Henry declined to explain why he returned to working for the township.

A third party was brought in to review the fire department’s books one other time since Skibbe took office, but that party didn’t do a very good job and the review was inconclusive, Skibbe said. The fire department has also done internal reviews of its finances.

Skibbe called the board’s decision to stop the transfers proactive, because, without a professional financial analysis, township leaders didn’t know if the service was making or losing money.

The township averages 10 long-distance transfers a month, according to Robbins. According to a formula devised by the Fire Department, those transfers garner an average profit of $1,600 or $1,700 per run, which takes into consideration the cost of wages and benefits, medical supplies, fuel, and other expenses, according to Robbins.

Since April 1, the department has turned down 24 requests for long-distance transfers from the hospital and other care providers, meaning the potential for $38,000 to $40,000 in lost revenue for the department, according to Robbins’ figures.

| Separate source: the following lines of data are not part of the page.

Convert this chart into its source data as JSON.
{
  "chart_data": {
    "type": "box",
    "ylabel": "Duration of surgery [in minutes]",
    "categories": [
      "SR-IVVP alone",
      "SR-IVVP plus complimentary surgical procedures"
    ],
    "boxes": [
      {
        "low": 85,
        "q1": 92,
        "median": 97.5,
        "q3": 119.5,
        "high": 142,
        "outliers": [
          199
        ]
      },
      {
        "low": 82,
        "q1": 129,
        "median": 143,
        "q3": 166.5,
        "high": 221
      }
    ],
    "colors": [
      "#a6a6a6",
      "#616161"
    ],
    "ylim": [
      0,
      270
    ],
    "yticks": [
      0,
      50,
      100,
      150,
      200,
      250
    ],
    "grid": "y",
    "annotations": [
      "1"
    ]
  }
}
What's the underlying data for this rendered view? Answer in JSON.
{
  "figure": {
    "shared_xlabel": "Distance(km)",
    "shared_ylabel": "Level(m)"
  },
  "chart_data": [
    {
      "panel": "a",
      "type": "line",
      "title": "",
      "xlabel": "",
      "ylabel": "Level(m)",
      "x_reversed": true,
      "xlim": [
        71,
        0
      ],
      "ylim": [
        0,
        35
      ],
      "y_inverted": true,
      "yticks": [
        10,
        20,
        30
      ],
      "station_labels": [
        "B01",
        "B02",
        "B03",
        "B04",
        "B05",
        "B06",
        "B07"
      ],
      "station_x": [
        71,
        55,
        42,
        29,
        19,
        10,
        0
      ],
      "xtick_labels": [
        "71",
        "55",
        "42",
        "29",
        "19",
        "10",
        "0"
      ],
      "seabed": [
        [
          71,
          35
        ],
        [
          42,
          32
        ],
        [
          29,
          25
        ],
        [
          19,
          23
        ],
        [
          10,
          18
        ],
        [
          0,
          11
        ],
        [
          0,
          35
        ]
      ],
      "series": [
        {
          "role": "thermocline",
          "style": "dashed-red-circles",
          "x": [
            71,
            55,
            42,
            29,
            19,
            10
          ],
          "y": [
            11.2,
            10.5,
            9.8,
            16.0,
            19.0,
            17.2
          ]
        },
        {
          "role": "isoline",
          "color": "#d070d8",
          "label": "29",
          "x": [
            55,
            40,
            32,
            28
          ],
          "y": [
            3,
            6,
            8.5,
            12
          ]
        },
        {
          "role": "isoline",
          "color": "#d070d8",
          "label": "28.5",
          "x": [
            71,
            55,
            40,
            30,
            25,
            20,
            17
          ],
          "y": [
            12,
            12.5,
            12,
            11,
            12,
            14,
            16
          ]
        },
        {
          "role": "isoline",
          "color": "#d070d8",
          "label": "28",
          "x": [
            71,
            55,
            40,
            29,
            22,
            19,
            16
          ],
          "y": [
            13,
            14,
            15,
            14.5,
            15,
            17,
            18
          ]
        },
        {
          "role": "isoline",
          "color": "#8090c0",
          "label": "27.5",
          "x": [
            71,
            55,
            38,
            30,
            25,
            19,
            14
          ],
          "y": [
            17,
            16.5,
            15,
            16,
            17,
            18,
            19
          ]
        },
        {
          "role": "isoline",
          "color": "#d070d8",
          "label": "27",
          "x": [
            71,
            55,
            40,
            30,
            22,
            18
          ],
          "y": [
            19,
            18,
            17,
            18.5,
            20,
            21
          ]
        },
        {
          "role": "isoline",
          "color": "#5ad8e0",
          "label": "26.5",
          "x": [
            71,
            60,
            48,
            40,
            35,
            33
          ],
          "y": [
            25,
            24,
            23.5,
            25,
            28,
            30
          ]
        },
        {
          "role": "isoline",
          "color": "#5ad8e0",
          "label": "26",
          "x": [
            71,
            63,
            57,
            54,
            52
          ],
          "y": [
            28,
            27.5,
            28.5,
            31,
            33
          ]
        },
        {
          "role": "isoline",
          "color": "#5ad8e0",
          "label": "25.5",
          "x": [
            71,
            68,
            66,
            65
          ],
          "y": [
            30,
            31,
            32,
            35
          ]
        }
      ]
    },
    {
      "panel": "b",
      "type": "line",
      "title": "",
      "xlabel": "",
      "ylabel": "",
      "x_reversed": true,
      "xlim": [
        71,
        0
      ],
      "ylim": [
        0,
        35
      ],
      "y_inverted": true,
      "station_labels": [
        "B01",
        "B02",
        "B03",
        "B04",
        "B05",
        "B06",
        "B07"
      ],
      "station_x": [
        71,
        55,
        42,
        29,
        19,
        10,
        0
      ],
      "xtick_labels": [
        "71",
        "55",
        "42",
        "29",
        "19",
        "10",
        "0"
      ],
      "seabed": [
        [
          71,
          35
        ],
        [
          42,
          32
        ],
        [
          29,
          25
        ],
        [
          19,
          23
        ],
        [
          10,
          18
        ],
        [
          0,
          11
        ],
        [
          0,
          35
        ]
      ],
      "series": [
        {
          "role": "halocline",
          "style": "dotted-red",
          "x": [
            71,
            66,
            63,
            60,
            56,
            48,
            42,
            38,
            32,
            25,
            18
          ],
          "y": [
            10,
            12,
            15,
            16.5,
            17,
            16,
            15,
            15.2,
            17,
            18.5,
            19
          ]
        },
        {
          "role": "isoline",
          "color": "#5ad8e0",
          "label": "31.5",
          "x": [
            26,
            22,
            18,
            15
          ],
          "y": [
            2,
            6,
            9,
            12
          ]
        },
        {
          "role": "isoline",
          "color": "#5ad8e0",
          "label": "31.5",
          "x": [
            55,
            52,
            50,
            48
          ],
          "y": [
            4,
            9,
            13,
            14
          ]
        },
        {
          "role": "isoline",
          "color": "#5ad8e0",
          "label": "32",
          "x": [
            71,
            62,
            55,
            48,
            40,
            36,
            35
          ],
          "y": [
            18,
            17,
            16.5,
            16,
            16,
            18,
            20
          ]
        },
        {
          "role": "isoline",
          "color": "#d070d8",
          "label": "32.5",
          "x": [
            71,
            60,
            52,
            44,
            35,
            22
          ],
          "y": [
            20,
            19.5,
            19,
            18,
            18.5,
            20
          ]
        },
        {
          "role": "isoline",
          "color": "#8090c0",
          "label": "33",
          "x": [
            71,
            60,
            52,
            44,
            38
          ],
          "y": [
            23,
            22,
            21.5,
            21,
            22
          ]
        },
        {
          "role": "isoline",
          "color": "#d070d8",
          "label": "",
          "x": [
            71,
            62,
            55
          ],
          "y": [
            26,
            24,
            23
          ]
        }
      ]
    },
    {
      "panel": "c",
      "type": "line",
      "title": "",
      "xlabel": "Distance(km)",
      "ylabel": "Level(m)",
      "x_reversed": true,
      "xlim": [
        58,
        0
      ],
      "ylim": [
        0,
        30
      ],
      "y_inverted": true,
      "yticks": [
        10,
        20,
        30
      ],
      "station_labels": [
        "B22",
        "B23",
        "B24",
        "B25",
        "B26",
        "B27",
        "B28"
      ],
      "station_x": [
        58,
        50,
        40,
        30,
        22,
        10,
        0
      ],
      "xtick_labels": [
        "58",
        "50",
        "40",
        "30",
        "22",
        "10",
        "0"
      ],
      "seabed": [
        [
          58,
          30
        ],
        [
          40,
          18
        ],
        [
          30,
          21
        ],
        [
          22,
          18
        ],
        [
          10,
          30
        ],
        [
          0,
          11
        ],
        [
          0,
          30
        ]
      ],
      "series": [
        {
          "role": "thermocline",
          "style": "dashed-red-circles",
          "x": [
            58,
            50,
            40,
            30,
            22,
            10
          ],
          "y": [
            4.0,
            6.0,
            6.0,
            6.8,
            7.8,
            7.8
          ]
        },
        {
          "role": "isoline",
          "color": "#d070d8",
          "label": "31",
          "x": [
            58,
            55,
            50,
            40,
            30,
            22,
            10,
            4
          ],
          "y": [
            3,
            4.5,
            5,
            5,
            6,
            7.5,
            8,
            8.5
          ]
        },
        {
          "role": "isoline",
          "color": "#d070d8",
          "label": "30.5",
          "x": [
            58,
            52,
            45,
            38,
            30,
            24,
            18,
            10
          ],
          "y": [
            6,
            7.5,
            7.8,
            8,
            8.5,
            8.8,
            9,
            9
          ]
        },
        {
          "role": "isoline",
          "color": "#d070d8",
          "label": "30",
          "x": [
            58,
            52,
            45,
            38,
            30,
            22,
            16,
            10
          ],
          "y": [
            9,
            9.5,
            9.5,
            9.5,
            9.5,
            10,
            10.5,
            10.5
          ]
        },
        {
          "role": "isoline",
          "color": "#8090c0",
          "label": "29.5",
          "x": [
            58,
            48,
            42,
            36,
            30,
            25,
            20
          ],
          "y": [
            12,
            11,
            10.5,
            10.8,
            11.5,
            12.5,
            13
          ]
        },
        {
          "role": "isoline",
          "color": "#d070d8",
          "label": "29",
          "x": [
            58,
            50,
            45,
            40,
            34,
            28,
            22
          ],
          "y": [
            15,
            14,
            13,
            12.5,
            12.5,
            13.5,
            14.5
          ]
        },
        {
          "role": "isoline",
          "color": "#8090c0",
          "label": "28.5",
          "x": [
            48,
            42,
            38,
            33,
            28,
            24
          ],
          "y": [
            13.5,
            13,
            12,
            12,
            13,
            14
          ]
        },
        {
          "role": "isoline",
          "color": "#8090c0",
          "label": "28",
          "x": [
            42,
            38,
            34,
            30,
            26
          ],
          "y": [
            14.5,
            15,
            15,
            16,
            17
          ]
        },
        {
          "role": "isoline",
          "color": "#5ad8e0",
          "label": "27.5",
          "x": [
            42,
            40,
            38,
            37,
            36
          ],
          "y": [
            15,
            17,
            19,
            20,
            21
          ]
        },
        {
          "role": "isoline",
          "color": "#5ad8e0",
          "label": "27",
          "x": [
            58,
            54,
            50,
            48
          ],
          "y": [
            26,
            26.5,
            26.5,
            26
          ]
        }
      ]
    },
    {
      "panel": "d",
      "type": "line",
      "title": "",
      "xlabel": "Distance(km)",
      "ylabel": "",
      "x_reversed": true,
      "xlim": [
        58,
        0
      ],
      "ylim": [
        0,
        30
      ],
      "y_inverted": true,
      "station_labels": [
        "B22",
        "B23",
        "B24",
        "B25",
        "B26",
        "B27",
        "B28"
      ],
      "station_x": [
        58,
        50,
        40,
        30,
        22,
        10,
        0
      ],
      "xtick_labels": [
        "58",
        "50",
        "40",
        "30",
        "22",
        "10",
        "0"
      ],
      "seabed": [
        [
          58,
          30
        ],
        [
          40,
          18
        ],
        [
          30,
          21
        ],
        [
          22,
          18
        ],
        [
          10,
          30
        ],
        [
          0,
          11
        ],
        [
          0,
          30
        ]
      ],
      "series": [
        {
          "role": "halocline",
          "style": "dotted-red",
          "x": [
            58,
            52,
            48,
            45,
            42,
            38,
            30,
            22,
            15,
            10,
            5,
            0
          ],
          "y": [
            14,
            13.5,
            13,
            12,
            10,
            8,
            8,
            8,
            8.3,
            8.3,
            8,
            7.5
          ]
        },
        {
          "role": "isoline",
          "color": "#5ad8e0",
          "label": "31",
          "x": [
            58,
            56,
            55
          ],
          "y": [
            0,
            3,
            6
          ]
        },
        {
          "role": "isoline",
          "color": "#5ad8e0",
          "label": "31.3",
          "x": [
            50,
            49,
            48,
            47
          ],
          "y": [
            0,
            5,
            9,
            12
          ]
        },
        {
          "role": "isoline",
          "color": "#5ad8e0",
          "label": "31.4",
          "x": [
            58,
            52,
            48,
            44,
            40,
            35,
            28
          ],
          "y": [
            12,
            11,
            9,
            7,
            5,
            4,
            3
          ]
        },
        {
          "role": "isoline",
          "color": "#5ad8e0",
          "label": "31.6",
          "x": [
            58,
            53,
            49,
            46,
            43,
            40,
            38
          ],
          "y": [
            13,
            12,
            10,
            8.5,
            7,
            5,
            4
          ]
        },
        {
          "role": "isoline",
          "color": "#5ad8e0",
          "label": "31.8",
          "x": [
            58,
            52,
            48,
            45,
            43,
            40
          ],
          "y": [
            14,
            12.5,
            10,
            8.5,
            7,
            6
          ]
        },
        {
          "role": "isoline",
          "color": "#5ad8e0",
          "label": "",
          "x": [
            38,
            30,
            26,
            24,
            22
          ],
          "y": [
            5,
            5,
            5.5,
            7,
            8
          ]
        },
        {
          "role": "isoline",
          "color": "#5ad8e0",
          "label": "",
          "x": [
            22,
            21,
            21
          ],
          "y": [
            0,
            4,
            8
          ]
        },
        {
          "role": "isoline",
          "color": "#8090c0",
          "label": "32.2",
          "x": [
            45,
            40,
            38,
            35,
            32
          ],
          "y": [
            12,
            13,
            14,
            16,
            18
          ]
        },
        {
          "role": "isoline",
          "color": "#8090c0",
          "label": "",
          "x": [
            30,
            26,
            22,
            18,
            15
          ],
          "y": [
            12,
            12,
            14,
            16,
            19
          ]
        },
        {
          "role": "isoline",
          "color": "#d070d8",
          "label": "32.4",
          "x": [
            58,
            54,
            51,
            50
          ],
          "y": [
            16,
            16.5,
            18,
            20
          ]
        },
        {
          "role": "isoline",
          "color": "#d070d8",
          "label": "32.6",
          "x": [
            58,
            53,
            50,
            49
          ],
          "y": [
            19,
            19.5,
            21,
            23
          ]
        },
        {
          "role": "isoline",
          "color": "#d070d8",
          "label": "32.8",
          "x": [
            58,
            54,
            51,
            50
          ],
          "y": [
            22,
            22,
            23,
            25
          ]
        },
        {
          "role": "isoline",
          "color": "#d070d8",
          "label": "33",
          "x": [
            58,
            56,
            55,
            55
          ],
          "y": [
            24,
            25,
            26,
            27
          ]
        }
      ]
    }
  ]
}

Township officials can’t know if revenue has been lost — or, perhaps, saved — by the stoppage in transfers until the financial review is performed, Skibbe said.

Robbins said he believes most of the long-distance transfers that would have been performed by the township since February have been handled by Tri-Township Ambulance, a service out of Atlanta.

A representative of Tri-Township said the business can’t confirm whether any of its calls for service would ordinarily have been handled by Alpena Township.

Long-distance transfers by the township fire department are on hold pending Henry’s report. The department still conducts transfers within a 30-mile radius, after a brief hiatus from that service during May and June.